De ce que saisit son pinceau, on peut craindre le pire ; mais ce n’est jamais sans propos ni avant-propos. C’est qu’un fait particulier, marquant, a enclenché cette mise en scène, mise à mort, amour. Quelque amant, quelque injustice l’aura-t-elle heurtée ? Catherine S. Wolff leur règle sur-le-champ, comme en duel, leur compte. Duelle ? Non, elle est tout d’une pièce, alors que ceux qu’elle foudroie sont tordus. Allez vous étonner que ses toiles aient mauvais genre après ça ! Toutes intimes qu’elles lui soient, elles et elle ne se confondent pas : sa peinture est une autre, plus méchante, plus comptable de la réalité. Un lien existe en commun cependant, l’humour. Humour face à l’amour, humour contre l’amour. Rire lui permet d’aborder ce sexe que l’on ne saurait voir sans qu’il nous crache au visage, morde, nous dévisage. Notre sens du bon ton va se déchaîner ; mais la peinture, ici, l’a précédé. Et assumé.
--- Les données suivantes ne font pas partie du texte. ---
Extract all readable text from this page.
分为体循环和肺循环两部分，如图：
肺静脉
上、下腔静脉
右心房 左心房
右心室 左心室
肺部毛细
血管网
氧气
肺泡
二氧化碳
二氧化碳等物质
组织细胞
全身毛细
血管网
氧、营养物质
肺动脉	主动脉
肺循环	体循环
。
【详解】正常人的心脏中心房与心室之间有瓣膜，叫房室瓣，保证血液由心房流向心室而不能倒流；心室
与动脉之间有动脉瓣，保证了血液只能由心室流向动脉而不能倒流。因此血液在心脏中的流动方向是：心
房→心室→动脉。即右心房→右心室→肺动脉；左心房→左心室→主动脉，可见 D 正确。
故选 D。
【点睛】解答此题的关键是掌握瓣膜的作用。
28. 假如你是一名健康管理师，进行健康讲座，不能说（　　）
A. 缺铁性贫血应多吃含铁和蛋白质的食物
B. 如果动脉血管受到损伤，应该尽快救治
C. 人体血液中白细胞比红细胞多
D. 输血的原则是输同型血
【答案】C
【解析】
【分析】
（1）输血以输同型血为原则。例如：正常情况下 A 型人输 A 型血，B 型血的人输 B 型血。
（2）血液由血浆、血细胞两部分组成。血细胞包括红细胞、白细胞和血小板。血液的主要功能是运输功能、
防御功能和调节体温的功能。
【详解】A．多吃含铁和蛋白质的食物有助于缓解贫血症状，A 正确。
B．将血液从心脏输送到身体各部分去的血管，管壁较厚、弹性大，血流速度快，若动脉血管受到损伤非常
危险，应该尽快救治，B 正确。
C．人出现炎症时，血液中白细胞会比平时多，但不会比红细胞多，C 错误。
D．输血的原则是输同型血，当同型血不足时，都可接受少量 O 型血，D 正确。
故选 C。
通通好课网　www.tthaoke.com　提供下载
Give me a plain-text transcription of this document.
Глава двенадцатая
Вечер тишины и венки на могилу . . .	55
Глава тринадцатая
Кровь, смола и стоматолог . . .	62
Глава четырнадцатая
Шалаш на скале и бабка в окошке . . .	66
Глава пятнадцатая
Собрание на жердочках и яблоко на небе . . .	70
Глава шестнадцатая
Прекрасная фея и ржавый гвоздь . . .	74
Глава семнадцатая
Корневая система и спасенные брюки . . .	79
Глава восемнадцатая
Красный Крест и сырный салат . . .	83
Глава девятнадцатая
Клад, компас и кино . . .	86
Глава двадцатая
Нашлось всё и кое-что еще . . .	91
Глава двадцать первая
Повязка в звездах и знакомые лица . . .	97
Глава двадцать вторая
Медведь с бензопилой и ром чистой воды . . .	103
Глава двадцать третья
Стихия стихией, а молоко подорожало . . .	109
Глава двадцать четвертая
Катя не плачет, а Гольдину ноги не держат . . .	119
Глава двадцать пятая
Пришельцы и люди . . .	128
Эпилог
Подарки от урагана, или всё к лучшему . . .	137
Omniprésent, le sexe de cet art, est-ce haine, ou amour ? C’est avant tout une économie de moyen visant à l’essentiel : la nudité. Cette nudité qui, plus petit terrain d’entente, captera le vrai. Une œuvre plus nue que celle-ci, vous en connaissez ? Suspension du temps et des sexes. Le rapport hommes-femmes est-il mis en souffrance ? Qui en a peur ?
« Qui a peur de Catherine S. Wolff ? »
Vous détestez son art ; vous lui en voulez. ça se comprend.
Vous acceptez son art ; vous en voulez. ça se comprend aussi.
Ce qui se comprend, c’est que Catherine S. Wolff, malgré qu’on en ait, a des couilles. Pas moins « couillarde » que celle de Cézanne, adepte du mot, on avise une peinture dont les titres, pour ne pas la borner, explorent un axe ludique, riche en référents littéraires, culturels, picturaux. Au titre, ce héraut, de porter une part des affres que cette exploration du grotesque, du « grand macabre », de l’outrance, engendre par monts et pas maux.
Mots, maux… L’art de Catherine S. Wolff lui vaut maints ennemis, le tout premier étant elle-même. C’est ainsi qu’affrontant son « ego » de vilain petit canard, elle saura ne pas s’y perdre : au risque que son jeu épique – qui fait tournoyer grandeur et misère, dépassement et cruauté – évite tout possible apaisement, si ses rets traitent du cauchemar et jamais du rêve, c’est que l’apaisement effraie le cauchemar et le nie. A la toile faite au risque de l’effroi d’outrepasser toute répulsion, dont la nôtre ! La sienne, primordiale, n’instaure rien moins qu’une « catharsis » – cette purgation de nos passions capable de liquider nos refoulements. « Cath’-art-sis » gît ainsi. Frédéric Amblard.